“The public has a right to art. Art is for everybody.”
Keith Haring ranks among the most iconic, influential and popular artists in the world. Twenty years after his death, this is a rare and in-depth look at the prolific early years that established Haring’s language as an artist, his politics and social conscience, and his open homosexuality. This historic exhibition of rarely exhibited early work chronicles Haring's arrival in New York City (from his native Pennsylvania) and his immersion in New York’s dynamic downtown culture. It explores the vibrant and experimental years when Haring first enrolled in the School of Visual Arts, started a diligent and vigorous studio practice, began making public and political art on the city streets and subway stations, and enjoyed a frenetic social life. Joining an art community outside the institutionalized art system, Haring quickly befriended fellow artists Jean-Michel Basquiat and Kenny Scharf, as well as many of the most innovative musicians, performance artists and graffiti writers of the period.
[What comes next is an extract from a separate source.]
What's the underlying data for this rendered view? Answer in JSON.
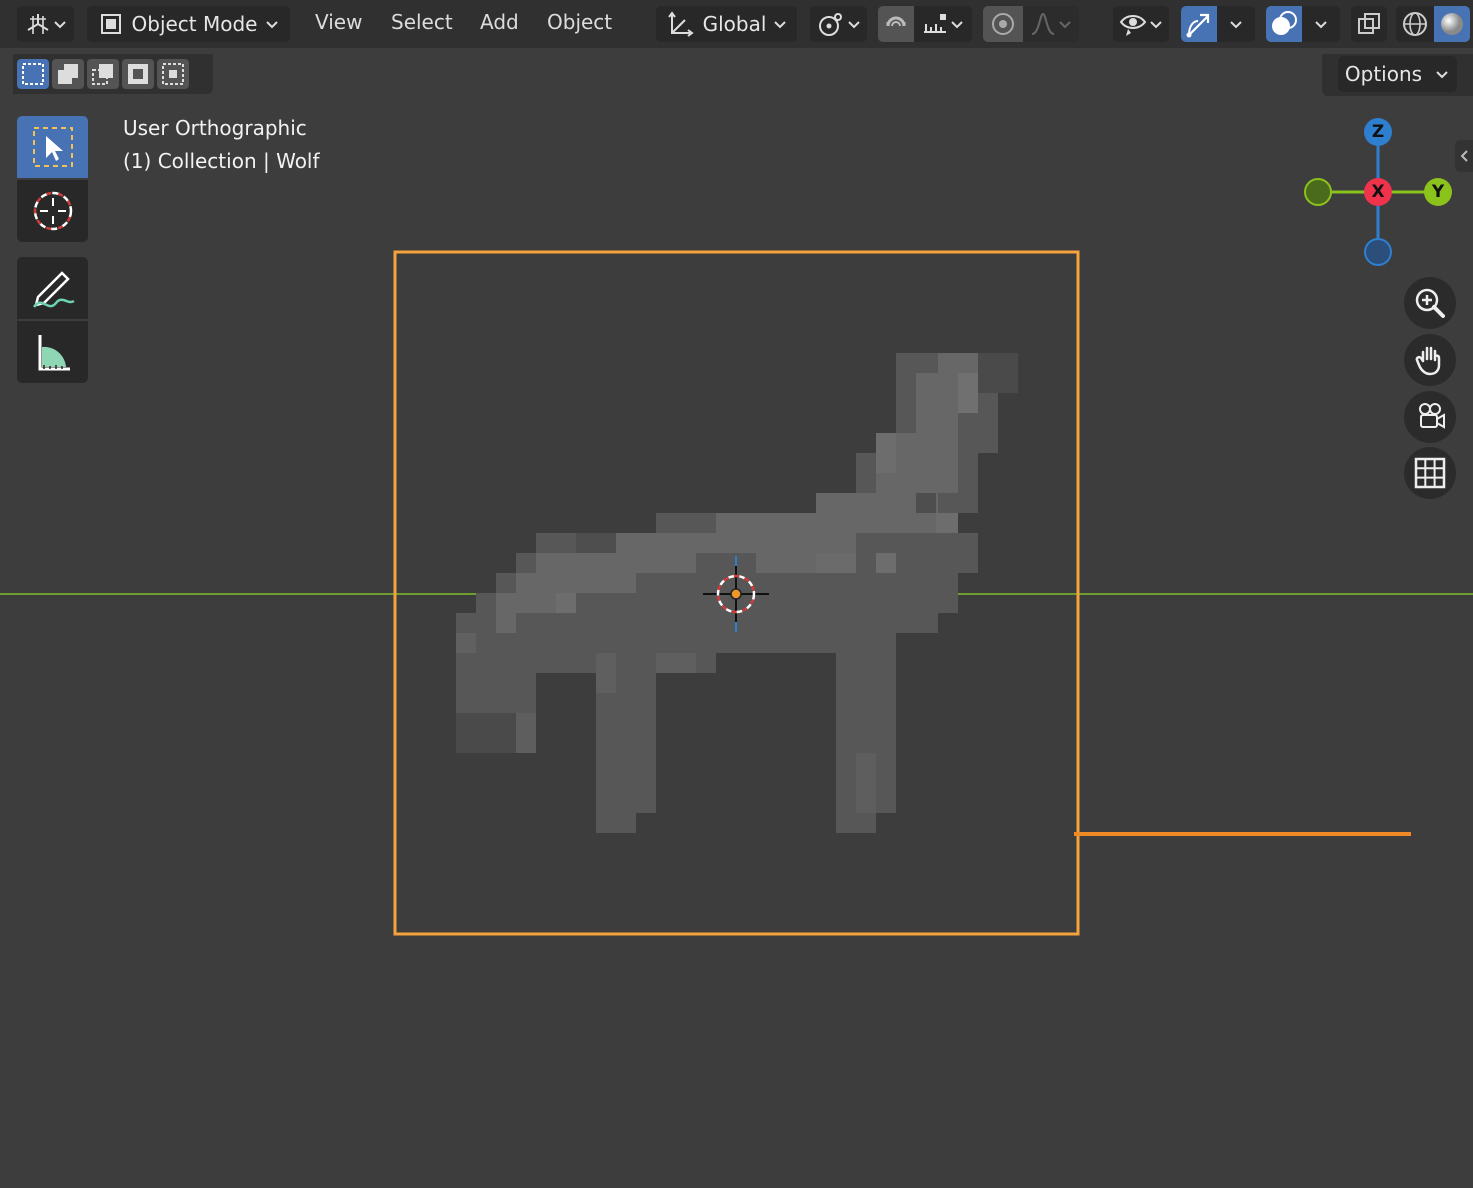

The exhibition delves into aspects of the artist’s life and production that have received insufficient attention to date: Haring as a thinker and facilitator, and his work as highly experimental and performative. It includes drawings and sketchbooks, videos, flyers, posters, photographs and subway drawings, as well as word collages, texts, and diaries. The exhibition offers an impression of Haring’s manifold maturation process, traces the development of his visual vocabulary and influences, and shows the artist as a philosopher and untiring initiator of artistic and political activities.